Three days after Christ’s death and burial, when His Disciples had gathered together behind locked doors, their Master suddenly appeared in front of them. He showed them the scars of crucifixion in His hands and side. Christ ate some food in order to prove that He was not a spirit or ghost, but physically alive.

The Disciple Thomas had been absent the first time Christ showed Himself to the other Disciples. After hearing his brothers talk about what they had witnessed, Thomas declared that He would not believe Jesus was raised from the dead unless he could investigate Christ’s wounds himself. A week later, Christ appeared again to the Disciples, including Thomas. When he saw Jesus Christ alive, the once-skeptical Disciple proclaimed, “My Lord and my God!” Over the course of forty days, Christ appeared at various times, showing Himself convincingly to be alive, the first-born immortal from among the dead.

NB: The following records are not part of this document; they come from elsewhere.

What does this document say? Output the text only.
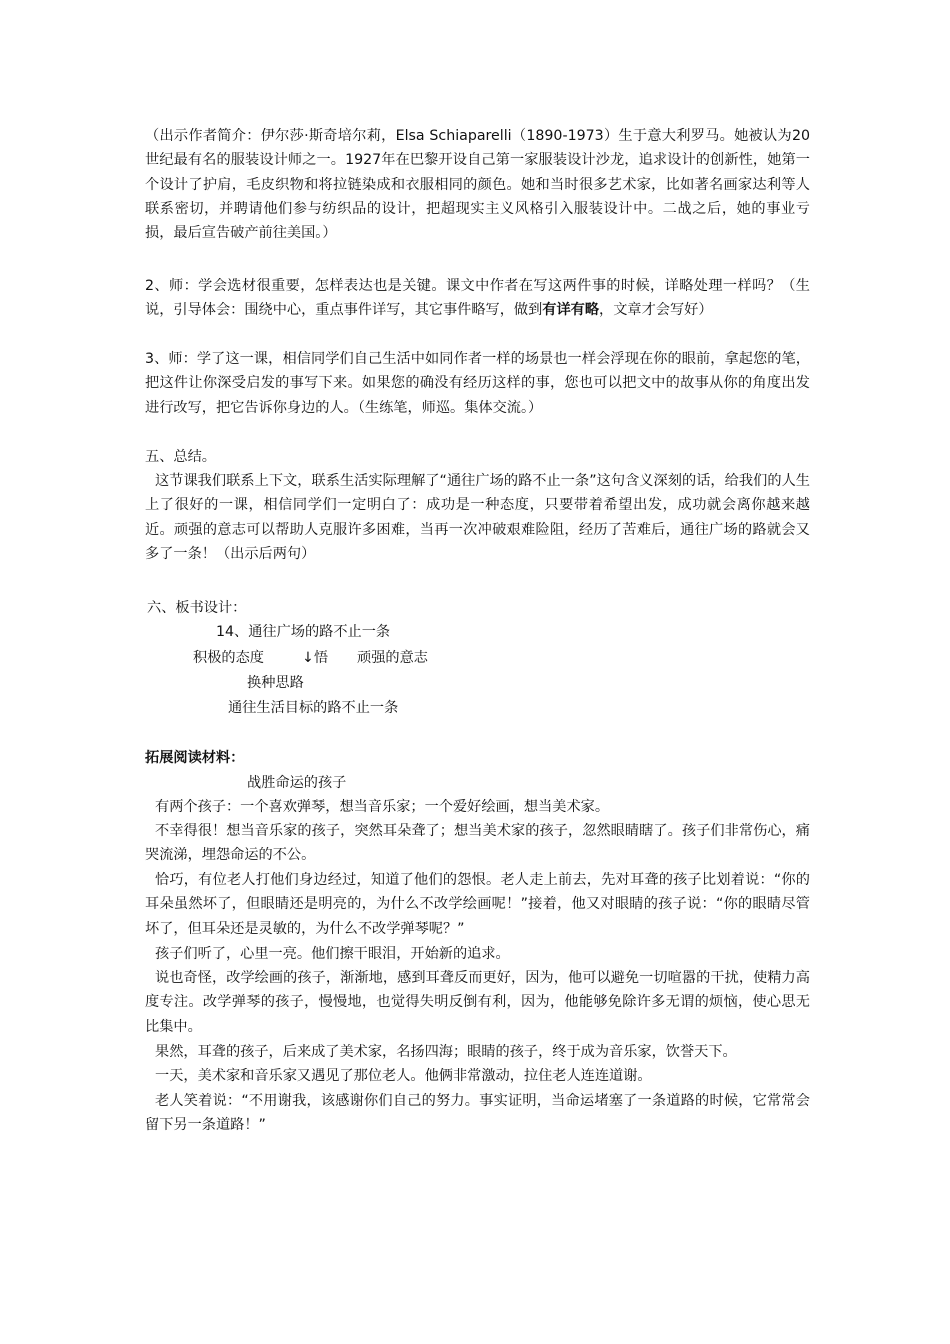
（出示作者简介：伊尔莎·斯奇培尔莉，Elsa Schiaparelli（1890-1973）生于意大利罗马。她被认为20世纪最有名的服装设计师之一。1927年在巴黎开设自己第一家服装设计沙龙，追求设计的创新性，她第一个设计了护肩，毛皮织物和将拉链染成和衣服相同的颜色。她和当时很多艺术家，比如著名画家达利等人联系密切，并聘请他们参与纺织品的设计，把超现实主义风格引入服装设计中。二战之后，她的事业亏损，最后宣告破产前往美国。）

2、师：学会选材很重要，怎样表达也是关键。课文中作者在写这两件事的时候，详略处理一样吗？（生说，引导体会：围绕中心，重点事件详写，其它事件略写，做到有详有略，文章才会写好）

3、师：学了这一课，相信同学们自己生活中如同作者一样的场景也一样会浮现在你的眼前，拿起您的笔，把这件让你深受启发的事写下来。如果您的确没有经历这样的事，您也可以把文中的故事从你的角度出发进行改写，把它告诉你身边的人。（生练笔，师巡。集体交流。）

五、总结。

这节课我们联系上下文，联系生活实际理解了“通往广场的路不止一条”这句含义深刻的话，给我们的人生上了很好的一课，相信同学们一定明白了：成功是一种态度，只要带着希望出发，成功就会离你越来越近。顽强的意志可以帮助人克服许多困难，当再一次冲破艰难险阻，经历了苦难后，通往广场的路就会又多了一条！（出示后两句）

六、板书设计：

14、通往广场的路不止一条

积极的态度	↓悟 顽强的意志

换种思路

通往生活目标的路不止一条

拓展阅读材料：

战胜命运的孩子

有两个孩子：一个喜欢弹琴，想当音乐家；一个爱好绘画，想当美术家。

不幸得很！想当音乐家的孩子，突然耳朵聋了；想当美术家的孩子，忽然眼睛瞎了。孩子们非常伤心，痛哭流涕，埋怨命运的不公。

恰巧，有位老人打他们身边经过，知道了他们的怨恨。老人走上前去，先对耳聋的孩子比划着说：“你的耳朵虽然坏了，但眼睛还是明亮的，为什么不改学绘画呢！”接着，他又对眼睛的孩子说：“你的眼睛尽管坏了，但耳朵还是灵敏的，为什么不改学弹琴呢？”

孩子们听了，心里一亮。他们擦干眼泪，开始新的追求。

说也奇怪，改学绘画的孩子，渐渐地，感到耳聋反而更好，因为，他可以避免一切喧嚣的干扰，使精力高度专注。改学弹琴的孩子，慢慢地，也觉得失明反倒有利，因为，他能够免除许多无谓的烦恼，使心思无比集中。

果然，耳聋的孩子，后来成了美术家，名扬四海；眼睛的孩子，终于成为音乐家，饮誉天下。

一天，美术家和音乐家又遇见了那位老人。他俩非常激动，拉住老人连连道谢。

老人笑着说：“不用谢我，该感谢你们自己的努力。事实证明，当命运堵塞了一条道路的时候，它常常会留下另一条道路！”
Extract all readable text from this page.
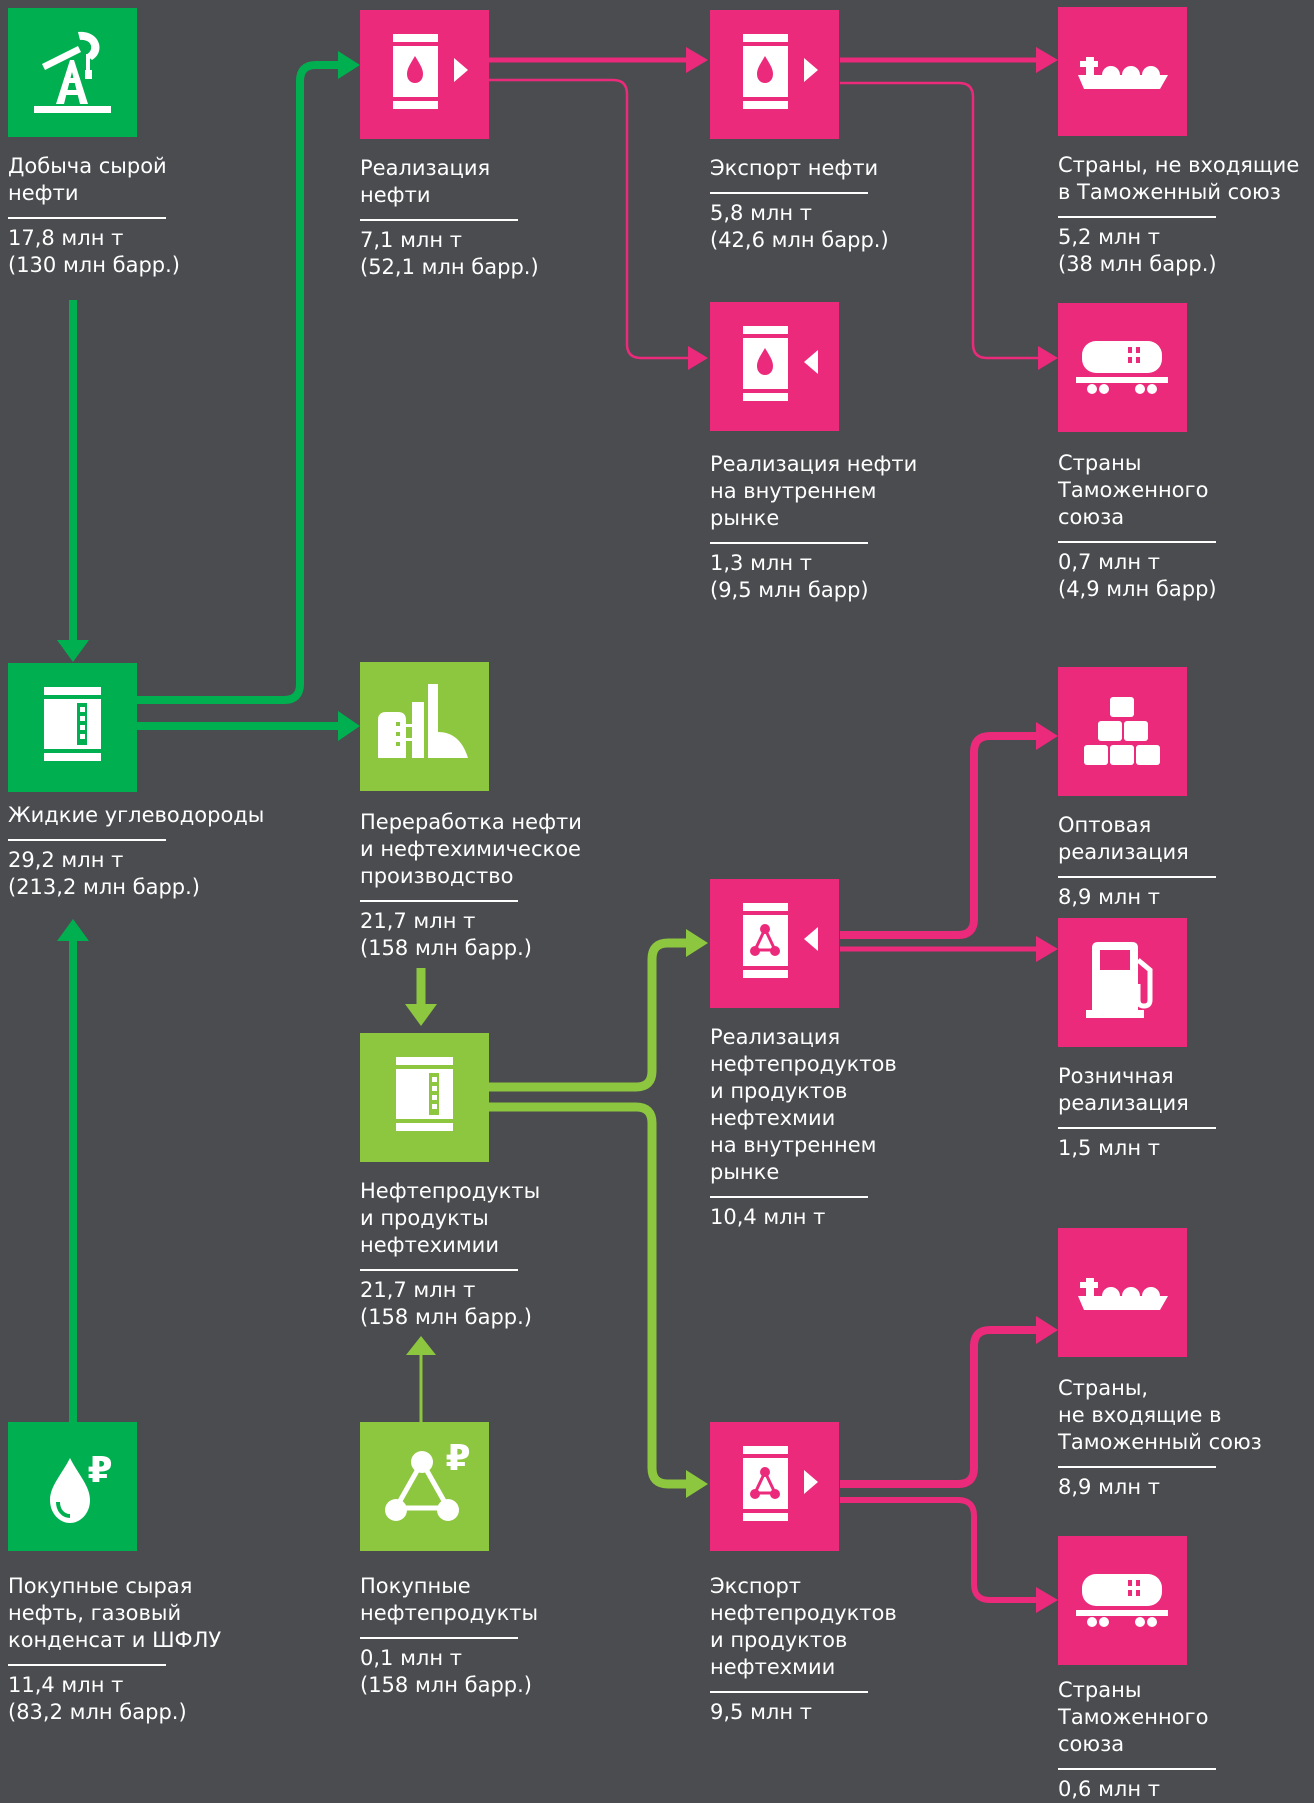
Добыча сырой
нефти
17,8 млн т
(130 млн барр.)
Жидкие углеводороды
29,2 млн т
(213,2 млн барр.)
₽
Покупные сырая
нефть, газовый
конденсат и ШФЛУ
11,4 млн т
(83,2 млн барр.)
Реализация
нефти
7,1 млн т
(52,1 млн барр.)
Переработка нефти
и нефтехимическое
производство
21,7 млн т
(158 млн барр.)
Нефтепродукты
и продукты
нефтехимии
21,7 млн т
(158 млн барр.)
₽
Покупные
нефтепродукты
0,1 млн т
(158 млн барр.)
Экспорт нефти
5,8 млн т
(42,6 млн барр.)
Реализация нефти
на внутреннем
рынке
1,3 млн т
(9,5 млн барр)
Реализация
нефтепродуктов
и продуктов
нефтехмии
на внутреннем
рынке
10,4 млн т
Экспорт
нефтепродуктов
и продуктов
нефтехмии
9,5 млн т
Страны, не входящие
в Таможенный союз
5,2 млн т
(38 млн барр.)
Страны
Таможенного
союза
0,7 млн т
(4,9 млн барр)
Оптовая
реализация
8,9 млн т
Розничная
реализация
1,5 млн т
Страны,
не входящие в
Таможенный союз
8,9 млн т
Страны
Таможенного
союза
0,6 млн т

Through the Holy Resurrection of Jesus Christ, God raised up our human nature to immortality. Christ did not exist the gave as a mortal, but was raised to immortality in a newly spiritualized physical body incapable of being touched by death again. Because Christ has brought immortality to the human nature we all share, at the end of time the soul of each human being will be reunited with the body, a body raised to immortality that is both spiritual and physical. Those who put their trust in Jesus Christ, the Immortal One, and follow His Way will live with God eternally in the kingdom of heaven after the general resurrection of the dead at the end of the age.

Every year at Pascha (called Easter in the West), we celebrate the Resurrection of Jesus Christ. During the celebration, we sing, Christ is Risen from the dead, trampling down death by death and upon those in the tombs bestowing life! This hymn proclaims with joy the reason that we follow Christ. Why does the Way of Holy Orthodoxy matter? Simply put, because “Christ is Risen!” As our Physician, Jesus Christ has conquered death in the soul and body on behalf of us all so that we too can share in His accomplishment and be completely healed from the disease of death with all its destructive effects.

Read: John 5.25-29; 20.1-21.14; Luke 24.1-12; Matthew 28.9-15; Luke 13-49; 1 Corinthians 15.1-28, 35-58.